Tell us what you really think
Martin Pool:
I think monotone is just about the prettiest C++ I've seen.
Regarding Monotone (now at 0.23), I like its lightweight portability, its efficiency (actual and potential), the serious industrial attitude of its designers, the cleanliness of its code (when last I checked), and its future prospects. I'm planning to like its rigorously specified, Codeville-derived merge algorithm when it's released.
Richard Levitte, 2005-11-02:
I've spent some 6 years searching for the perfect replacement for CVS. Many current replacements were either crap or too complex for me to understand. Monotone came as a breath of fresh air, with a few powerful and stable principles and ideas, and yet simple enough to understand by just reading one chapter in the manual! I love the distributed concept, the clearly defined off-line commits and the way the history graph is kept, and am currently moving everything I have to monotone.
Matthew Nicholson:
Monotone rocks!
Marcel van der Boom:
It's a real pleasure to work with monotone, both the product and the people. Apart from the obvious advantages of distributed revision control i've been looking forward to become more widely available in free software, the team also shows they care about the right things. This is both from a technical point of view (sometimes called paranoia) but also showing an interest in the problems encountered in daily work for the projects using monotone. The advantage (and necessity) for a scm to be open source has become very clear to me again.
Monotone is a version system which I'm not yet convinced sucks. That is something.
In using Monotone from version 0.23 through version 0.30 I've seen an amazing increase in its quality and speed. In reading the development mailing list I am extremely impressed by the developers' thoroughness in their discussions of the algorithms behind monotone and their attention to the user experience and use cases that drive their usage of revision control systems. I'm convinced that monotone will only continue to get better and that it is a useful tool for all developers.
I believe that Monotone is the Ada of version control systems, so it is only appropriate that I use it for my Ada work. Monotone is safe, correct and powerful by design. It uses cryptographic keys to authenticate changes. It is written by elite programmers who, despite using C++, have the "Ada attitude": no pointers, one
assert()
every 9 lines of code, massive use of generics (templates), and not a single critical bug in 3 years.
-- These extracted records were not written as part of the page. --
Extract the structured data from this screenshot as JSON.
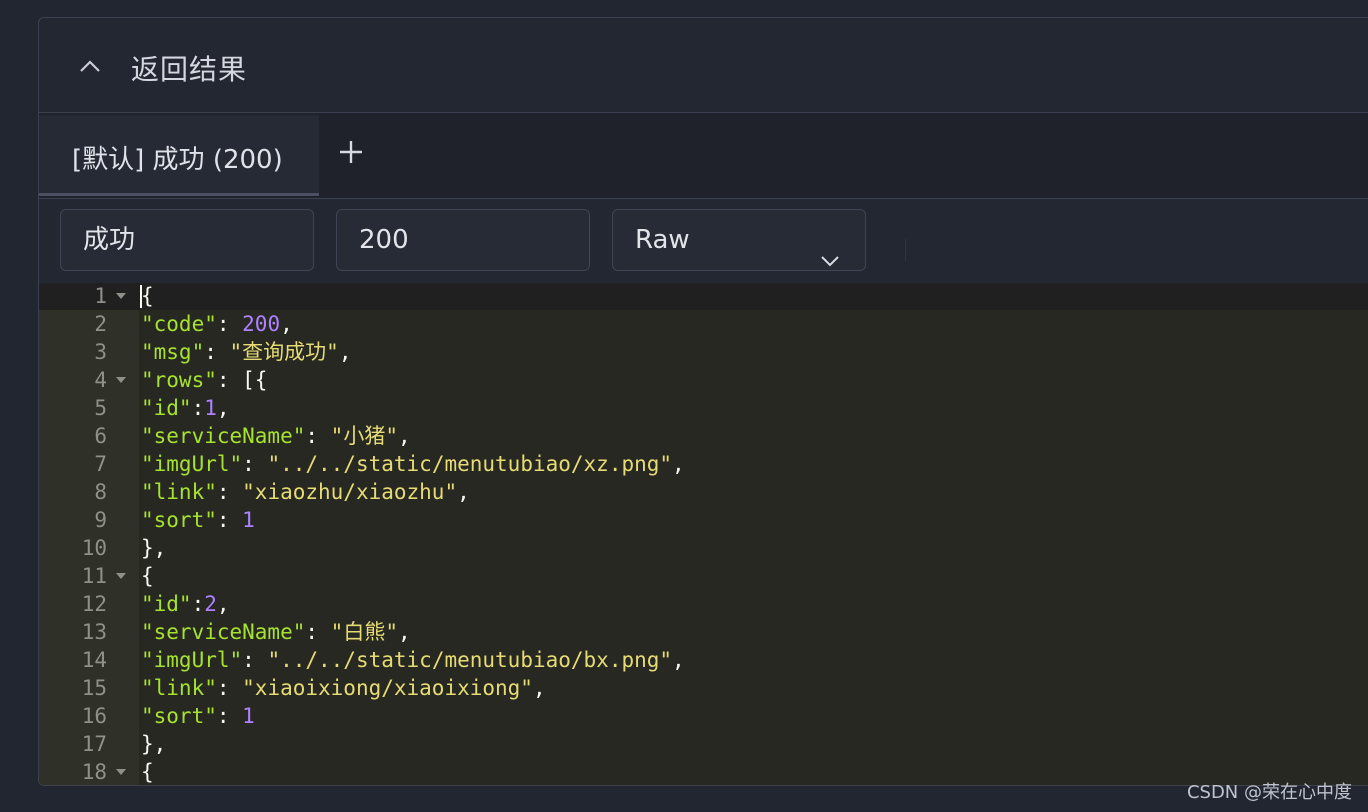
{
  "section": {
    "title": "返回结果",
    "toggle_icon": "chevron-up-icon"
  },
  "tabs": [
    {
      "label": "[默认] 成功 (200)",
      "active": true
    }
  ],
  "add_tab_icon": "plus-icon",
  "fields": {
    "name_value": "成功",
    "status_code_value": "200",
    "format_selected": "Raw",
    "format_icon": "chevron-down-icon"
  },
  "colors": {
    "editor_bg": "#272822",
    "key": "#a6e22e",
    "number": "#ae81ff",
    "string": "#e6db74",
    "punct": "#f8f8f2",
    "line_number": "#8f908a"
  },
  "editor": {
    "lines": [
      {
        "num": "1",
        "fold": true,
        "tokens": [
          [
            "p",
            "{"
          ]
        ]
      },
      {
        "num": "2",
        "fold": false,
        "tokens": [
          [
            "key",
            "\"code\""
          ],
          [
            "p",
            ": "
          ],
          [
            "num",
            "200"
          ],
          [
            "p",
            ","
          ]
        ]
      },
      {
        "num": "3",
        "fold": false,
        "tokens": [
          [
            "key",
            "\"msg\""
          ],
          [
            "p",
            ": "
          ],
          [
            "str",
            "\"查询成功\""
          ],
          [
            "p",
            ","
          ]
        ]
      },
      {
        "num": "4",
        "fold": true,
        "tokens": [
          [
            "key",
            "\"rows\""
          ],
          [
            "p",
            ": [{"
          ]
        ]
      },
      {
        "num": "5",
        "fold": false,
        "tokens": [
          [
            "key",
            "\"id\""
          ],
          [
            "p",
            ":"
          ],
          [
            "num",
            "1"
          ],
          [
            "p",
            ","
          ]
        ]
      },
      {
        "num": "6",
        "fold": false,
        "tokens": [
          [
            "key",
            "\"serviceName\""
          ],
          [
            "p",
            ": "
          ],
          [
            "str",
            "\"小猪\""
          ],
          [
            "p",
            ","
          ]
        ]
      },
      {
        "num": "7",
        "fold": false,
        "tokens": [
          [
            "key",
            "\"imgUrl\""
          ],
          [
            "p",
            ": "
          ],
          [
            "str",
            "\"../../static/menutubiao/xz.png\""
          ],
          [
            "p",
            ","
          ]
        ]
      },
      {
        "num": "8",
        "fold": false,
        "tokens": [
          [
            "key",
            "\"link\""
          ],
          [
            "p",
            ": "
          ],
          [
            "str",
            "\"xiaozhu/xiaozhu\""
          ],
          [
            "p",
            ","
          ]
        ]
      },
      {
        "num": "9",
        "fold": false,
        "tokens": [
          [
            "key",
            "\"sort\""
          ],
          [
            "p",
            ": "
          ],
          [
            "num",
            "1"
          ]
        ]
      },
      {
        "num": "10",
        "fold": false,
        "tokens": [
          [
            "p",
            "},"
          ]
        ]
      },
      {
        "num": "11",
        "fold": true,
        "tokens": [
          [
            "p",
            "{"
          ]
        ]
      },
      {
        "num": "12",
        "fold": false,
        "tokens": [
          [
            "key",
            "\"id\""
          ],
          [
            "p",
            ":"
          ],
          [
            "num",
            "2"
          ],
          [
            "p",
            ","
          ]
        ]
      },
      {
        "num": "13",
        "fold": false,
        "tokens": [
          [
            "key",
            "\"serviceName\""
          ],
          [
            "p",
            ": "
          ],
          [
            "str",
            "\"白熊\""
          ],
          [
            "p",
            ","
          ]
        ]
      },
      {
        "num": "14",
        "fold": false,
        "tokens": [
          [
            "key",
            "\"imgUrl\""
          ],
          [
            "p",
            ": "
          ],
          [
            "str",
            "\"../../static/menutubiao/bx.png\""
          ],
          [
            "p",
            ","
          ]
        ]
      },
      {
        "num": "15",
        "fold": false,
        "tokens": [
          [
            "key",
            "\"link\""
          ],
          [
            "p",
            ": "
          ],
          [
            "str",
            "\"xiaoixiong/xiaoixiong\""
          ],
          [
            "p",
            ","
          ]
        ]
      },
      {
        "num": "16",
        "fold": false,
        "tokens": [
          [
            "key",
            "\"sort\""
          ],
          [
            "p",
            ": "
          ],
          [
            "num",
            "1"
          ]
        ]
      },
      {
        "num": "17",
        "fold": false,
        "tokens": [
          [
            "p",
            "},"
          ]
        ]
      },
      {
        "num": "18",
        "fold": true,
        "tokens": [
          [
            "p",
            "{"
          ]
        ]
      }
    ]
  },
  "watermark": "CSDN @荣在心中度"
}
I have been using Monotone from version 0.14, and I have never ceased to be amazed by the combination of stable functionality and high speed of development the team behind Monotone has been able to show off. The beauty and simplicity both in design concept and user interface, as well as the amazing (so far unmatched) helpfulness of the Monotone team ensures that I will be a Monotone fan for a long time to come. The extra bonus of distributed functionality, next generation features and damn near perfect documentation just makes me even happier
DBS, 2007-07-18:
My development team has just migrated our 11-year-old codebase from CVS to monotone with very little downtime. We develop a set of proprietary products with a development team of 25. Overnight, we've drastically reduced the amount of time we spend managing build and integration, and we've improved our ability to support multiple versions of a product. The merge features rock! The documentation is brilliant. Happy
TC, 2007-09-01:
You may have stumbled across this site in the search for a new CM system. There are a lot of free alternatives aren't there? Your head may be spinning from all the information you have absorbed. Which one do we choose? Well stop searching and simply go to the Monotone home page, you have found your answer :-). We were in this predicament about 3 months ago and when we evaluated Monotone, more out of curiousity than good judgement, we became hooked. Don't be fooled by reports of performance issues, these were addressed before the 0.3 series came out. When we started to use it everything just felt right, from the quality of the code to the simplicity of its interface. One of the key features that attracted us was the new automated merging algorithms. At first you probably won't notice the difference but after a while you might begin to wonder why so few conflicts have been detected. Well have a look at what went on using monotone-viz, you will then understand the amount of work that has silently been done for you. It is not often that I feel really passionate about software (other than the stuff I write :-)), least of all a CM system, but Monotone is undoubtedly very much the exception. To the development team, many many thanks for all your hard work :-).